Personal information
- Date of birth: 15 January 1975 (age 51)
- Place of birth: Ptolemaida, Greece
- Height: 1.90 m (6 ft 3 in)
- Position: Goalkeeper

Team information
- Current team: Athens Kallithea (goalkeeping coach)

Senior career*
- Years: Team / Apps / (Gls)
- 1992–1997: Eordaikos / 23 / (0)
- 1997–2005: AEK Athens / 45 / (0)
- 2001–2002: → Ethnikos Asteras (loan) / 16 / (0)
- 2005–2011: Atromitos / 168 / (1)
- 2011–2012: AEL / 2 / (0)
- 2012: Panionios / 4 / (0)
- Total:  / 258 / (1)

International career
- 2008–2010: Greece / 1 / (0)

= Chrysostomos Michailidis =

Greek footballer and coach (born 1975)

Chrysostomos Michailidis (Χρυσόστομος Μιχαηλίδης, born 15 January 1975) is a Greek former professional footballer who played as a goalkeeper.

==Club career==
Michailidis started his career at Eordaikos where he played for five years. In the summer of 1997 he made the big step of his career and signed for AEK Athens. There, he was used as a goalkeeper during his first seasons. On 9 August 2001, he was loaned to Ethnikos Asteras for a season. In the following season he was the main goalkeeper at AEK, while he in the following years he was as an alternative to Dionysis Chiotis. During his spell at AEK, Michailidis won the Cup in 2000.

In the summer of 2005, his contract was expired and he moved to Atromitos. During his spell at the club he stabilized his performance and had a very good presence for six seasons, while also scoring once with a penalty. With Atromitos he reached the Cup final in 2011, where they faced his former club, AEK and lost 3–0. After Atromitos, he played in AEL and Panionios before ending his career in 2012.

==International career==
Michailidis has played once for Greece in a friendly match against Finland, coming in as a substitute.

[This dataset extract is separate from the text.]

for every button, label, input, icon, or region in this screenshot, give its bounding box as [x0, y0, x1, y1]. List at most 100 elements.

National manager Fernando Santos also called him in August 2010 for the Euro 2012 qualifying games against Georgia and Croatia.

==After football==
In the summer of 2013, Michailidis returned to AEK taking over as goalkeeper coach of the team's academies. In July 2022 he was assigned at AEK Athens B with the same role.